A faculdade nos ajuda, justamente, a capacitar o profissional quanto às conseqüências de suas ações.

Mais que isso, dá ao jornalista, a responsabilidade de sua profissionalização, o que o leva a melhor compreender o sentido da tarefa social que realiza e, por isso mesmo, desenvolver não apenas um espírito de corpo, traduzido na associação, genericamente falando, e na sindicalização, mais especificamente, mas um sentimento de co-participação social, tarefa política (não partidária) das mais significativas.

Faça-se uma pergunta aos juízes do STF a quem compete agora julgar a questão, mais uma vez, questão que não deveria nem mais estar em discussão: eles gostariam, de ser mal informados?

Eles gostariam de não ter acesso a um conjunto de informações que, muitas vezes, são por eles buscadas até mesmo para bem decidirem sobre uma causa que lhes é apresentada através dos autos de um processo?

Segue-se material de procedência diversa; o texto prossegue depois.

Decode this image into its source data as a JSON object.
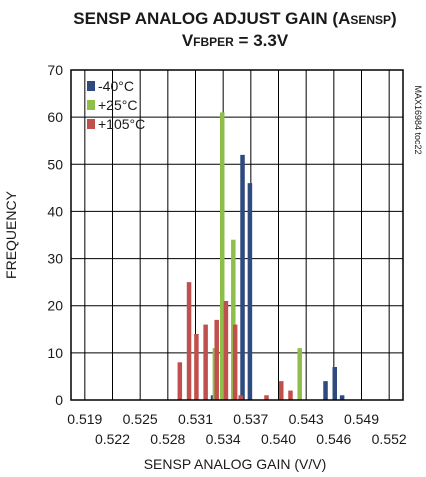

E eles gostariam de consultar uma fonte, sempre desconfiando dela?

Porque a responsabilidade do jornalista reside neste tensionamento que caracteriza o Jornalismo contemporâneo de nossa sociedade capitalista: transformada em objeto de consumo, traduzido enquanto um produto que é vendido, comercializado e industrializado, a notícia está muito mais dependente da responsabilidade do profissional da informação, que é o jornalista, do que da própria empresa jornalística que tem, nela, a necessidade do lucro.

Assim sendo, é da consciência aprofundada e conscientizada do jornalista quanto a seu trabalho, que depende a boa informação.

E tal posicionamento só se adquire nos bancos escolares, no debate aberto, no confronto de idéias, no debate sério e conseqüente que se desenvolve na faculdade.

Eis, em rápidos traços, alguns dos motivos pelos quais é fundamental que se continue a exigir a formação acadêmica para o jornalista profissional.

A academia não vai fazer um jornalista, mas vai, certamente, diminuir significativamente, a existência de maus profissionais que transformam a informação, traduzida na notícia, em simples mercadoria.